Abstract: Amelie Raz
Mentor: Dr. Davis
This summer, I will be researching sexual polyphenism in aphids and its possible epigenetic consequences. Aphids have a highly unusual method of reproduction; there are parthenogenic female morphs that, after several generations, give rise to generations of sexual morphs, who in turn produce another all-female population. The transformation from an asexual to a sexual population is governed by environmental triggers, specifically changing day length: the asexually reproducing aphids are found in the spring and summer, while the sexual aphids do not appear until the fall. Given that the two morphs are genetically identical, the differences are most likely caused by non-sequence DNA alteration, specifically differential methylation and histone modification. Thus far, all analysis on the difference in expression of these genes between sexual and asexual aphids has been qualitative. Last year, students in Dr. Davis’ lab performed in situ hybridization experiments to initially determine possible differences in gene expression. They discovered that the genes in the Torso-like developmental pathway, specifically torso, torso-like, rolled, and capicua, are differentially expressed between sexual and asexual aphids, making them possible candidates for epigenetic modification. Extending this analysis, I would use quantitative polymerase chain reaction, or qPCR, to repeat their qualitative experiments quantitatively.

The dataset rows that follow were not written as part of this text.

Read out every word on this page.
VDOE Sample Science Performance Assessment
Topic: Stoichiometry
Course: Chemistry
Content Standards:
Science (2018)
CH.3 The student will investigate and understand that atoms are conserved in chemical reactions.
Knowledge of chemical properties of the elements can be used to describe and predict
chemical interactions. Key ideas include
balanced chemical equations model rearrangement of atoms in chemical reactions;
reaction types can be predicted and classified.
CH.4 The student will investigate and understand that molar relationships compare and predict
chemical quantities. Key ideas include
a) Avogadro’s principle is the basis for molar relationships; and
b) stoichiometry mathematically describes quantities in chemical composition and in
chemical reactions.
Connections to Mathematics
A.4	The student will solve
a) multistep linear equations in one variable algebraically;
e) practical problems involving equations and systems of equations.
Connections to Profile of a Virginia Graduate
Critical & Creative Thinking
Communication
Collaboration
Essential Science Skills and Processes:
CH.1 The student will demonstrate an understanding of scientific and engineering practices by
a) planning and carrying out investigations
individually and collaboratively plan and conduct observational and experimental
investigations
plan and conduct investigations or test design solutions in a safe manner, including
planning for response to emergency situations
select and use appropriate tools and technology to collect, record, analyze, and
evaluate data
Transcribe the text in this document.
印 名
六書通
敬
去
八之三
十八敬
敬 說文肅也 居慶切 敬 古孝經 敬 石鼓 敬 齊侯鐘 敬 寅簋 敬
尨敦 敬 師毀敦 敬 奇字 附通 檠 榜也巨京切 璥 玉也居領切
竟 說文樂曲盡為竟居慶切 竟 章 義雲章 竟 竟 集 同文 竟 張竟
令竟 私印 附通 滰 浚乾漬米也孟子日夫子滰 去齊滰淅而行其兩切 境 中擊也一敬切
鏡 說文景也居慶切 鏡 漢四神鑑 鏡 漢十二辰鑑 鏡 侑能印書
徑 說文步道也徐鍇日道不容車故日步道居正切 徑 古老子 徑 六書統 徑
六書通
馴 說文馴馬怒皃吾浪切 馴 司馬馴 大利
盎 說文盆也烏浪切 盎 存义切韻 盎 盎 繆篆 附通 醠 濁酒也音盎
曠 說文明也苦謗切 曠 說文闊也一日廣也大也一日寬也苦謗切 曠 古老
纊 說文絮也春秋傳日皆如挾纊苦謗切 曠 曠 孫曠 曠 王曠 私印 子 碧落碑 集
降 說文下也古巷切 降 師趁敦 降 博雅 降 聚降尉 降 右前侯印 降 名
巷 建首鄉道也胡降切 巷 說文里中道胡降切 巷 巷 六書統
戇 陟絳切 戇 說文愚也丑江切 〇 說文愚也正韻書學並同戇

Once genes that exhibit quantitative differential expression have been identified, I will attempt to determine if there is epigenetic modification and, if so, what sort of modification. Should I discover differential modification, two possible causes are DNA methylation or histone modification. Methylation occurs when a methyl group is added to the nucleotides cytosine or adenine in the DNA sequence. I will be looking specifically in methylation of CpG islands (stretches of DNA with many occurances of a cytosine next to a guanine). To test for methylation in the target genes, I will use bisulfite conversion, by which all non- methylated cytosines located in CpG islands will be converted to thymine. Methylated cytosines, however, will not be converted. A failure to convert thus indicates methylation. By comparing the amount of unconverted cytosines in sexual aphids to the number of unconverted cytosines in the asexual aphids, I may be able to determine if there is differential methylation of the candidate genes. Second, the epigenetic variation could be caused by histone modification. Depending on how the DNA is wrapped around histone organizing proteins, there can be variation in translation and thus gene expression. Using technologies employed in Dr. Tamara Davis’ lab, I will test for variations in histone function between the two morphs.